I would think a VPN app will be happy connecting to “any old” server but will not be happy that it’s unresponsive. So you would need to run a VPN server somewhere that responds as a VPN server but doesn’t actually forward any traffic.

Not disputing your overall goal or overall philosophy but I don’t think Apple would see this as a design flaw. They want to provide a networked environment for all apps e.g. so that apps can back up their data to the cloud if not store their data in the cloud.

(Apple only restricts mobile data because it is recognised that mobile data may have lower quota, may cost more and may be slower. The assumption is that eventually every iPhone comes back to its home WiFi, so it is OK to prevent the app from using the internet while out and about.)

Thanks, now I understand the strategy better. It success is basically down to whether you (1) remember to disconnect from the internet the first time you run an app and (2) whether or not the exfiltration address will be hit, so you can block it, before you give up and decide to reconnect to the internet. That might be likely to succeed in the near term, but it seems inevitable that exfiltration in the future will get stealthier as it grows more sophisticated, so I don’t know how long we can count on this working. (Granted, one could periodically revisit the exercise, looking for additional addresses over time, although one would presumably still miss a lot of exfiltration in the meantime.) The only other mitigation strategy that comes to mind would be to disable automatic app updates (which is a double-edged sword) so the dodgy app will never be able to improve its techniques.

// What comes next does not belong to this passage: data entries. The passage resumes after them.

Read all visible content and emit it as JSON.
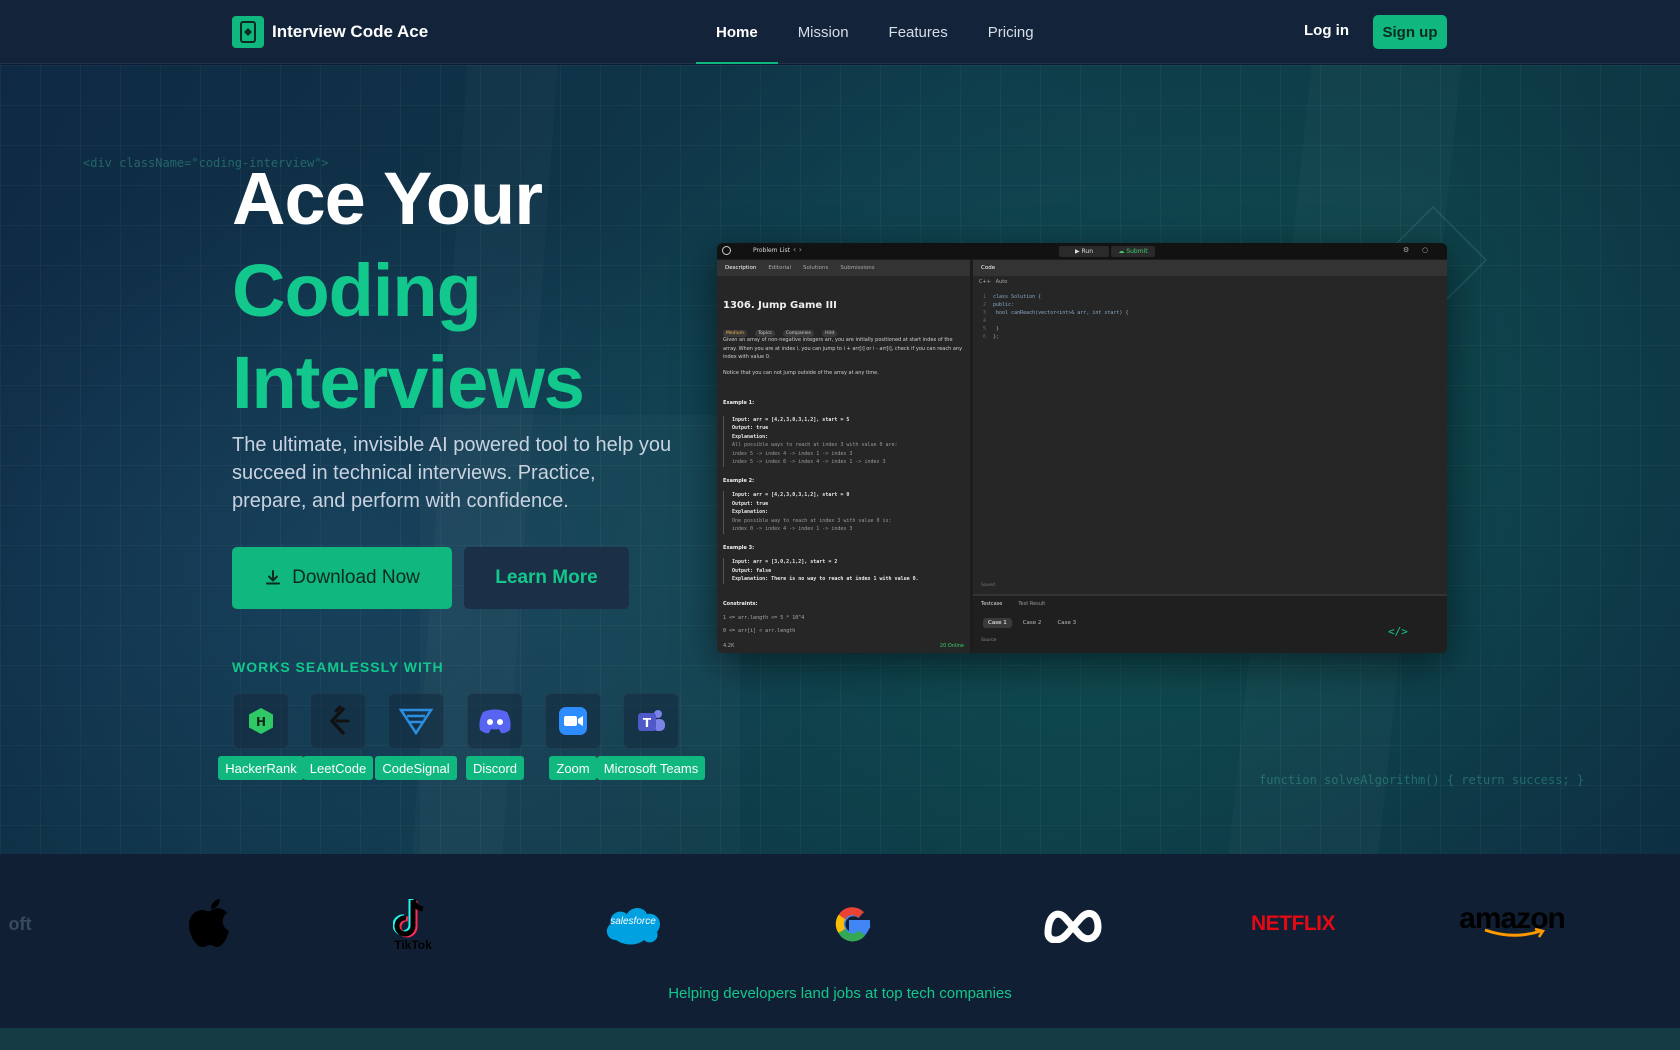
{
  "nav": {
    "brand": "Interview Code Ace",
    "links": [
      "Home",
      "Mission",
      "Features",
      "Pricing"
    ],
    "login": "Log in",
    "signup": "Sign up"
  },
  "hero": {
    "headline_line1": "Ace Your",
    "headline_line2": "Coding",
    "headline_line3": "Interviews",
    "subtitle": "The ultimate, invisible AI powered tool to help you succeed in technical interviews. Practice, prepare, and perform with confidence.",
    "download_label": "Download Now",
    "learn_label": "Learn More",
    "code_deco_1": "<div className=\"coding-interview\">",
    "code_deco_2": "function solveAlgorithm() { return success; }",
    "works_title": "WORKS SEAMLESSLY WITH",
    "platforms": [
      {
        "name": "HackerRank",
        "icon": "hackerrank-icon"
      },
      {
        "name": "LeetCode",
        "icon": "leetcode-icon"
      },
      {
        "name": "CodeSignal",
        "icon": "codesignal-icon"
      },
      {
        "name": "Discord",
        "icon": "discord-icon"
      },
      {
        "name": "Zoom",
        "icon": "zoom-icon"
      },
      {
        "name": "Microsoft Teams",
        "icon": "microsoft-teams-icon"
      }
    ]
  },
  "app": {
    "problem_list": "Problem List",
    "run": "Run",
    "submit": "Submit",
    "left_tabs": [
      "Description",
      "Editorial",
      "Solutions",
      "Submissions"
    ],
    "right_tab": "Code",
    "lang": "C++",
    "auto": "Auto",
    "problem_title": "1306. Jump Game III",
    "pills": [
      "Medium",
      "Topics",
      "Companies",
      "Hint"
    ],
    "desc_1": "Given an array of non-negative integers arr, you are initially positioned at start index of the array. When you are at index i, you can jump to i + arr[i] or i - arr[i], check if you can reach any index with value 0.",
    "desc_2": "Notice that you can not jump outside of the array at any time.",
    "ex1_title": "Example 1:",
    "ex1_input": "Input: arr = [4,2,3,0,3,1,2], start = 5",
    "ex1_output": "Output: true",
    "ex1_expl": "Explanation:",
    "ex1_l1": "All possible ways to reach at index 3 with value 0 are:",
    "ex1_l2": "index 5 -> index 4 -> index 1 -> index 3",
    "ex1_l3": "index 5 -> index 6 -> index 4 -> index 1 -> index 3",
    "ex2_title": "Example 2:",
    "ex2_input": "Input: arr = [4,2,3,0,3,1,2], start = 0",
    "ex2_output": "Output: true",
    "ex2_expl": "Explanation:",
    "ex2_l1": "One possible way to reach at index 3 with value 0 is:",
    "ex2_l2": "index 0 -> index 4 -> index 1 -> index 3",
    "ex3_title": "Example 3:",
    "ex3_input": "Input: arr = [3,0,2,1,2], start = 2",
    "ex3_output": "Output: false",
    "ex3_expl": "Explanation: There is no way to reach at index 1 with value 0.",
    "constraints": "Constraints:",
    "c1": "1 <= arr.length <= 5 * 10^4",
    "c2": "0 <= arr[i] < arr.length",
    "footer_stats": "4.2K",
    "online": "20 Online",
    "code_l1": "class Solution {",
    "code_l2": "public:",
    "code_l3": "    bool canReach(vector<int>& arr, int start) {",
    "code_l4": "",
    "code_l5": "    }",
    "code_l6": "};",
    "saved": "Saved",
    "testcase_tab": "Testcase",
    "testresult_tab": "Test Result",
    "cases": [
      "Case 1",
      "Case 2",
      "Case 3"
    ],
    "source": "Source",
    "code_glyph": "</>"
  },
  "logos": {
    "items": [
      {
        "name": "microsoft-logo",
        "text": "oft"
      },
      {
        "name": "apple-logo",
        "text": ""
      },
      {
        "name": "tiktok-logo",
        "text": "TikTok"
      },
      {
        "name": "salesforce-logo",
        "text": "salesforce"
      },
      {
        "name": "google-logo",
        "text": ""
      },
      {
        "name": "meta-logo",
        "text": ""
      },
      {
        "name": "netflix-logo",
        "text": "NETFLIX"
      },
      {
        "name": "amazon-logo",
        "text": "amazon"
      }
    ],
    "tagline": "Helping developers land jobs at top tech companies"
  },
  "colors": {
    "accent": "#10b77f",
    "accent_text": "#12c88c",
    "nav_bg": "#12233a",
    "strip_bg": "#101f33"
  }
}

Good info! First of all, I probably should have mentioned that I’m not able to test any of this directly because I’m trying to coach a friend across a chat app, which is difficult but sort of manageable. Anyways it’s a worthwhile discussion for the community here. (Personally I don’t use iOS and never will.)

According to him, there’s a question that comes up whenever one installs a new app, which has to do with whether or not the user wants the app to be able to upload personal information. I’m not sure of the exact wording, but this sounds like the perfect solution: just deny permission. However, I have literally no idea what this means. I guess one could install some sort of app that really needs internet connectivity, like a mapping app, then say “no” upon installation and see if it can still zoom maps to high enough detail to prove that it must have been downloading. Would be great to hear from anyone who can test this, as the behavior might also vary by iOS or phone version. My money is on a flag being set somewhere that politely asks the app to be nice and respect my privacy.

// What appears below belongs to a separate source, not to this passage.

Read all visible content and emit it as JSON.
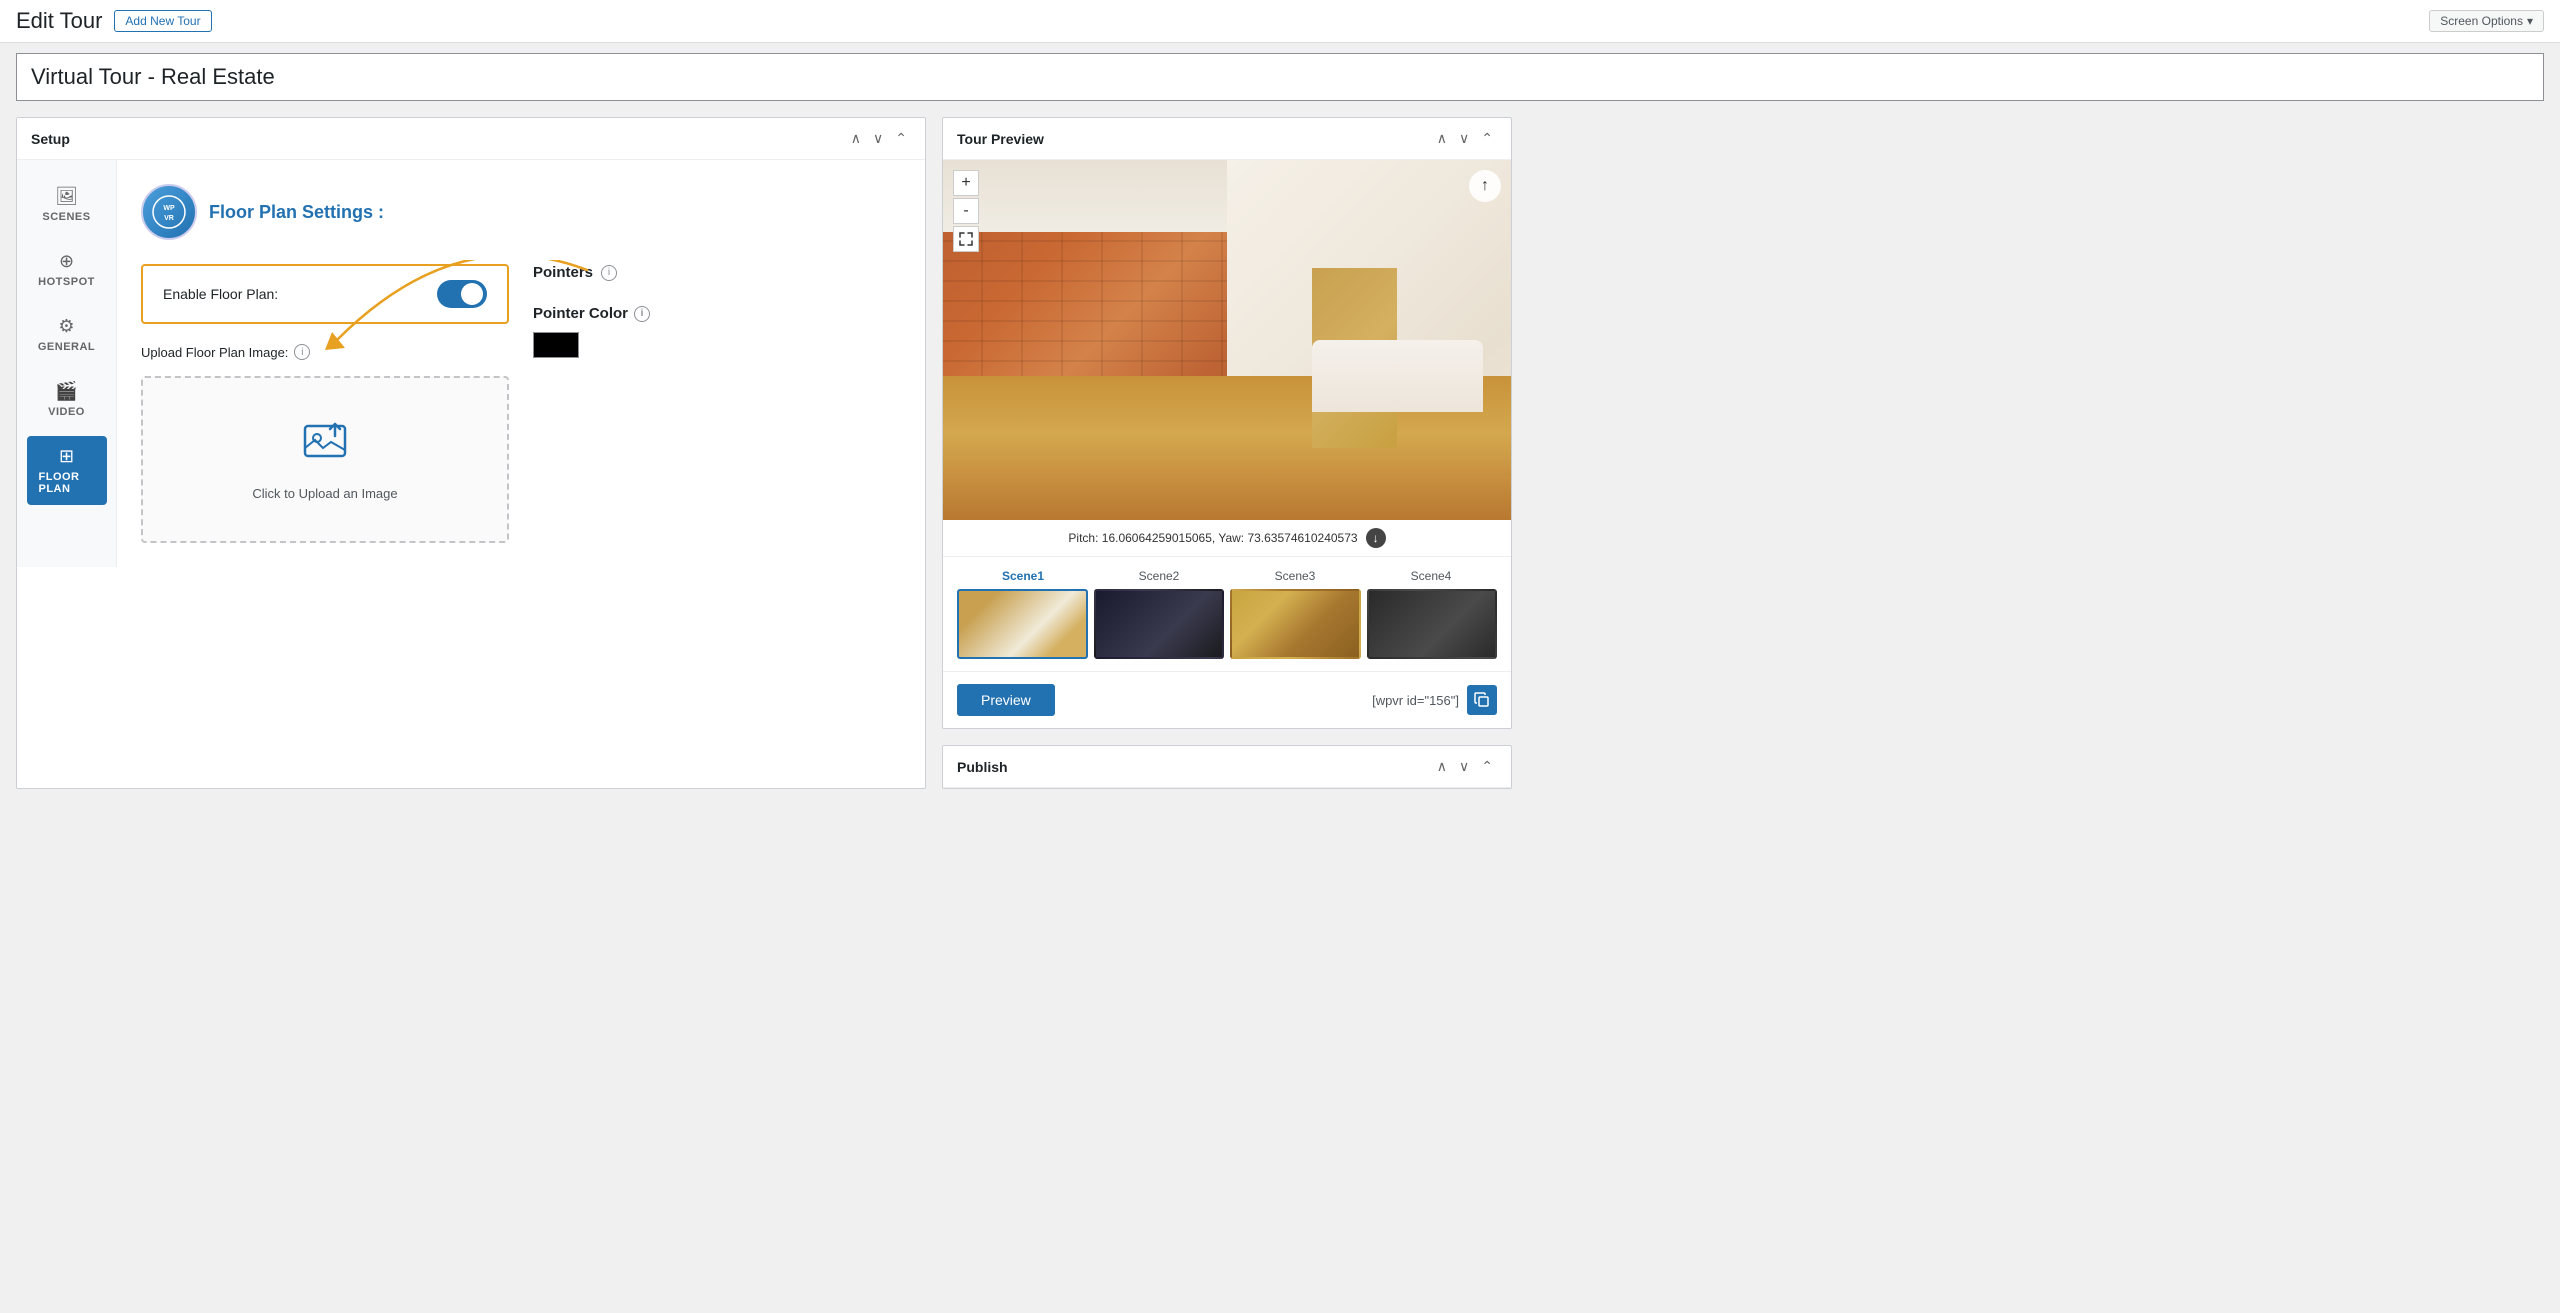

The emulation solution would be a nonstarter even I were sufficiently skilled to pull it off, simply because certain apps require high performance just to be useful, unfortunately.

I do rather like the idea of progressive allowlisting, but my understanding is that Blokada in particular doesn’t work like that. It’s denylisting only. This could also be done at the router level, but I personally couldn’t pull that off, let alone coach someone else how to do it on a different brand of router.

Yes, the second phone solution is as good as it gets. It’s just expensive and cumbersome with a doubly large failure surface, obviously. In his case, it’s a last resort.

And yes one could also just forget about wifi and live off WAN, which is already per-app blockable. That’s a great solution except now the phone becomes a bona fide tracker, so one can’t safely use it online at home or office.

As to the VPN strategy, while you can surely use a router to connect to any random nonfunctional node, you can’t AFAIK use a VPN app to do that because it tries to help you by forcing you to select from a list of nodes which are known to be functional. And obviously the router can’t do per-app filtration any better than Blokada.

And yes I’m sure you’re right about Apple not considering this as a design flaw. Security has never been their forte, or even their emphasis. As it stands, an app can just walk out the door with whatever it’s allowed to read off your file system, microphone, or camera, and just say it didn’t (unless I’m wrong about my assumption above, which would be ideal).

This isn’t strictly true, there are routers that can whitelist.